The entire early adolescent population of the 15 communities that constitute the Kansas City (Kansas and Missouri) metropolitan area has participated in a community-based program for prevention of drug abuse since September 1984. The Kansas City area is the first of two major metropolitan sites being evaluated in the Midwestern Prevention Project, a longitudinal trial for primary prevention of cigarette, alcohol, and marijuana use in adolescents. The project includes mass media programming, a school-based educational program for youths, parent education and organization, community organization, and health policy components that are introduced sequentially into communities during a 6-year period.
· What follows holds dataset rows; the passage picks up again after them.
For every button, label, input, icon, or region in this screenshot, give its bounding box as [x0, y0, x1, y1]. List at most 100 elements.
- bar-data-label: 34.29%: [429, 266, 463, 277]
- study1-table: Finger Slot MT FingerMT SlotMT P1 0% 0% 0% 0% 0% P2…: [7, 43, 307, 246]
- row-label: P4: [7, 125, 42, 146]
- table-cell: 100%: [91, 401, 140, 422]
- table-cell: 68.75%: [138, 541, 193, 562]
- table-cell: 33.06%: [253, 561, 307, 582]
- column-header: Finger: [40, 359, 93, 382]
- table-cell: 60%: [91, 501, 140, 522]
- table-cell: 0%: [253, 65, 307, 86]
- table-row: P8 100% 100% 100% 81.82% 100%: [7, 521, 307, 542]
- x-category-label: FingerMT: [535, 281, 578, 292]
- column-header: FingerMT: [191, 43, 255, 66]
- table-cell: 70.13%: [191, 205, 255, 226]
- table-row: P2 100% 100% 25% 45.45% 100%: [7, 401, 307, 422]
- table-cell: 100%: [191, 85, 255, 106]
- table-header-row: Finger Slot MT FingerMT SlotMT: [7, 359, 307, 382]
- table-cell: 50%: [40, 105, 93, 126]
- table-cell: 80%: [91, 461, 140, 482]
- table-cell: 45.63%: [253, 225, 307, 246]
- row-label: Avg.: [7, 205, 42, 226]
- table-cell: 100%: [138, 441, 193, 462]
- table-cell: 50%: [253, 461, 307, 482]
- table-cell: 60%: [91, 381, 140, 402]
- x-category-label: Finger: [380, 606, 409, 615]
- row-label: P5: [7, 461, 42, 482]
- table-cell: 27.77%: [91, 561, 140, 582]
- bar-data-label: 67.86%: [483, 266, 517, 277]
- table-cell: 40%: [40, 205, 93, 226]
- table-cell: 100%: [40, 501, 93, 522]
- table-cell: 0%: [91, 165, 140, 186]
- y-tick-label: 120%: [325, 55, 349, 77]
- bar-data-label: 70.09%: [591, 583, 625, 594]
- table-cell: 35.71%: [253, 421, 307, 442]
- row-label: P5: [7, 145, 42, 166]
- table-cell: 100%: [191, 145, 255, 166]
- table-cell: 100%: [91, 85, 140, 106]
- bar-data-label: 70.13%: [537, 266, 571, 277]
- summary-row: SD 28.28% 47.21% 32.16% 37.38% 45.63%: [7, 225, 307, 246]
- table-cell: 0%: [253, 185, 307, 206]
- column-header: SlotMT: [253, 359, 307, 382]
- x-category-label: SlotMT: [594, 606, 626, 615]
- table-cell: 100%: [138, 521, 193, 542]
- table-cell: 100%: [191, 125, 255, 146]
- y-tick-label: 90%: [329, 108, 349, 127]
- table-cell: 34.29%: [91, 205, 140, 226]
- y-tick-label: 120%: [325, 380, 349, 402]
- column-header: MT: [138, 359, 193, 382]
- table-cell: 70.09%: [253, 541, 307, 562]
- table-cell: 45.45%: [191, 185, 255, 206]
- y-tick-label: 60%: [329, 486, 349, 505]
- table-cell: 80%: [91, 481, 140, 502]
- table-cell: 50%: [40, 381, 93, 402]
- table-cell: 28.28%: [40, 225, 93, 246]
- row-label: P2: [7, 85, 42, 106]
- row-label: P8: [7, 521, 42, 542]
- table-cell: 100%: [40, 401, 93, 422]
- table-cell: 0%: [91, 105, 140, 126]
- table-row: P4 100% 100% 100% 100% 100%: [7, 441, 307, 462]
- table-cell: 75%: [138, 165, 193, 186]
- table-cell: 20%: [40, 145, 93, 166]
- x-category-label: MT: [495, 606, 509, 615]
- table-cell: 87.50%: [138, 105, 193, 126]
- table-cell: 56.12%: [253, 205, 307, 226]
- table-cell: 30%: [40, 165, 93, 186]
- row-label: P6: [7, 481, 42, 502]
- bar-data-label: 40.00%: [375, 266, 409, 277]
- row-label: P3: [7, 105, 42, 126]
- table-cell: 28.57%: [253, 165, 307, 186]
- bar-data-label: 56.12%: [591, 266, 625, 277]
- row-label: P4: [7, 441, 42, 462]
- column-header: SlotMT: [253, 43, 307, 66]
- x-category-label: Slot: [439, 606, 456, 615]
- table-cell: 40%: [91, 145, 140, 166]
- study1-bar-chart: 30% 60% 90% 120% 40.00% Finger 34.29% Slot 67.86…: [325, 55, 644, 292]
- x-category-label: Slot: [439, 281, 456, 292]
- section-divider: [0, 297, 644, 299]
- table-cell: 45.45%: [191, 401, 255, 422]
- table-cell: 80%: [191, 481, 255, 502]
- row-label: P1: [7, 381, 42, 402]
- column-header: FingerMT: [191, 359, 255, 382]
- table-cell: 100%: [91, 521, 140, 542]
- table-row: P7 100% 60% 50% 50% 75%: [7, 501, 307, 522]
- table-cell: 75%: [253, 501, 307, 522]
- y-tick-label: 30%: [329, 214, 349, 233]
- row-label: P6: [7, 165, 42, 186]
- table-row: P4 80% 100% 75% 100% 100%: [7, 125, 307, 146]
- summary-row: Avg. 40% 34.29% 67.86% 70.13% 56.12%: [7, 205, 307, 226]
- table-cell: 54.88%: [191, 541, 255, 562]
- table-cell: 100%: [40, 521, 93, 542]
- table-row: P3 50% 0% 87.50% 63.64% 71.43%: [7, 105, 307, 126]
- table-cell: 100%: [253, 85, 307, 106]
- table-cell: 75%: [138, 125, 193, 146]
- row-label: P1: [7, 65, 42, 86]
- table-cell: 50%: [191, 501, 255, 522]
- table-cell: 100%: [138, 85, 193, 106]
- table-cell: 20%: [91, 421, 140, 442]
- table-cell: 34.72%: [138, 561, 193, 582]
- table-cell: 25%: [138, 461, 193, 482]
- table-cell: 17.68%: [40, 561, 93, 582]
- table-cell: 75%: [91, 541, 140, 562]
Effects of the program are determined through annual assessments of adolescent drug use in schools that are assigned to immediate intervention or delayed intervention control conditions. In the first 2 years of the project, 22,500 sixth- and seventh-grade adolescents received the school-based educational program component, with parental involvement in homework and mass media coverage. Analyses of 42 schools indicate that the prevalence rates of use for all three drugs are significantly lower at 1-year follow-up in the intervention condition relative to the delayed intervention condition, with or without controlling for race, grade, socioeconomic status, and urbanicity (17% vs 24% for cigarette smoking, 11% vs 16% for alcohol use, and 7% vs 10% for marijuana use in the last month), and the net increase in drug use prevalence among intervention schools is half that of delayed intervention schools.